Generally, infrastructure assets are natural monopolies that provide an essential service to the community. Infrastructure assets offer investors protection from the impacts of inflation because their earnings generally have some direct linkage to inflation.  Over time the stable, reliable earnings of infrastructure assets are expected to lead to a combination of income and capital growth for investors.

When you invest in infrastructure your money is used to invest in infrastructure projects like roads, railways, ports, airports, telecommunications facilities, electricity generation, gas or electricity transmission or distribution, water supply, sewerage or hospitals.

Infrastructure is a long-term investment and some projects may take a long time to generate cash flows. Fund managers with the expertise in this area seek to buy and hold an investment portfolio of what they regard as outstanding infrastructure companies and aim to invest in infrastructure and utility companies that possess attractive fundamentals at prices that enable the Fund to achieve superior risk adjusted returns over a 3 to 5 year period.

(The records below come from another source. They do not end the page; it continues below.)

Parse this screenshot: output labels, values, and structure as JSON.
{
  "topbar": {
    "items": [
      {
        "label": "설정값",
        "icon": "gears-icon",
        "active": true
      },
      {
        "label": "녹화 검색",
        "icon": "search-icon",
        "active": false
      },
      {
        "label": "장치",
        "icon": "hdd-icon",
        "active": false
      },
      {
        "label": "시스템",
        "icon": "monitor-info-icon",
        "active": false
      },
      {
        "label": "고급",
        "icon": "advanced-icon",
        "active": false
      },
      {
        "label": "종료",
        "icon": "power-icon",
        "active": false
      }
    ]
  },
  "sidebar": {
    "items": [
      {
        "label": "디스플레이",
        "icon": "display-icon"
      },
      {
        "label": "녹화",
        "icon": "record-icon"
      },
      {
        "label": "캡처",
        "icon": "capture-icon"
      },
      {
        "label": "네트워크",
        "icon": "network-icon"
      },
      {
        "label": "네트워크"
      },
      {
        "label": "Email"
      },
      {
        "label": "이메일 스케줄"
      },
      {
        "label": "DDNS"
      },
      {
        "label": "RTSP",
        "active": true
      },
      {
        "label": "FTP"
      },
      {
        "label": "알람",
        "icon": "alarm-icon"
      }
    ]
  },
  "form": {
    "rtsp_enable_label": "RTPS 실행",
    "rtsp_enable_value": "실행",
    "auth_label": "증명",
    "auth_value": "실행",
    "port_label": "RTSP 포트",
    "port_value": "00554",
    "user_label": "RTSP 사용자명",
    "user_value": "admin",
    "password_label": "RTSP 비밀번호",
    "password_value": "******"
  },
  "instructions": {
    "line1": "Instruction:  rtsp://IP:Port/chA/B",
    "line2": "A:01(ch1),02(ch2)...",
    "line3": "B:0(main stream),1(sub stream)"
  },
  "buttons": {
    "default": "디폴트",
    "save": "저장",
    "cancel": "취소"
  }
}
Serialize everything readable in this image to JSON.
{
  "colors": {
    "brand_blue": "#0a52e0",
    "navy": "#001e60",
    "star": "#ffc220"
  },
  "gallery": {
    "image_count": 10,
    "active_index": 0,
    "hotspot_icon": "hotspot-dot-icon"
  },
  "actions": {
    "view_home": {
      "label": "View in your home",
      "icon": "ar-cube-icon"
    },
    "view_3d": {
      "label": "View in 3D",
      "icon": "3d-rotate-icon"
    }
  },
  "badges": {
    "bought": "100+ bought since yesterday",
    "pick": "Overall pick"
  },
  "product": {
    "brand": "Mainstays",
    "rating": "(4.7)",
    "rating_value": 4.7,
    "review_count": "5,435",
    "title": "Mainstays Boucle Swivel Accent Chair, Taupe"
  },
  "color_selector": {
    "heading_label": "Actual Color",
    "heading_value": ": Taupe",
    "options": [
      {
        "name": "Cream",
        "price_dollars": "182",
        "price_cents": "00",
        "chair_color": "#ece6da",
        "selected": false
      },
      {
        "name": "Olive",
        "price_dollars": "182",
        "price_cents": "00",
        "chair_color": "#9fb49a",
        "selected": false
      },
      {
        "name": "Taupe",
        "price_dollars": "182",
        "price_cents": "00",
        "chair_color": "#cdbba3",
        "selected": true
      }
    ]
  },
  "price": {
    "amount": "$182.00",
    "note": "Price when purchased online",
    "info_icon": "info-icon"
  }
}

For example, the Magellan Infrastructure Fund notes that the universe of infrastructure assets that they consider is made up of 2 main sectors:

  1. Utilities, including both regulated energy utilities and regulated water utilities.  We estimate that utilities comprise more than 75% of the potential universe for the Fund.  Utilities are typically regulated by a government sponsored entity.  Such regulation requires the utility to efficiently provide an essential service to the community and, in return, permits the utility to earn a fair rate of return on the capital it has invested in its operations.  As the utility provides a basic necessity, e.g. energy or water, there is minimal fluctuation in demanded volumes in response to the economic cycle and the price charged for the utility service can be adjusted with limited impact upon demanded volumes.  As a result, the earnings of regulated utilities have been and are expected to continue to be stable irrespective of economic conditions; and
  2. Infrastructure, which includes airports, ports, toll roads and communications infrastructure.  Regulation of infrastructure companies is generally less intensive than for utilities and allows companies to accrue the benefits of volume growth i.e. the returns of infrastructure companies are linked to growth in passengers, vehicles or containers.  As economies develop, grow and become more inter-dependent, we expect the underlying level of aviation, shipping and vehicle traffic to increase.  As a result, the revenues and earnings derived by infrastructure assets are expected to grow.

Both utilities and infrastructure companies provide an essential service while facing limited (if any) competition, and, because the service is essential, the price charged for the service can be adjusted with limited impact upon demanded volumes.  As a consequence, earnings are considerably more reliable than those for a typical industrial or mining company.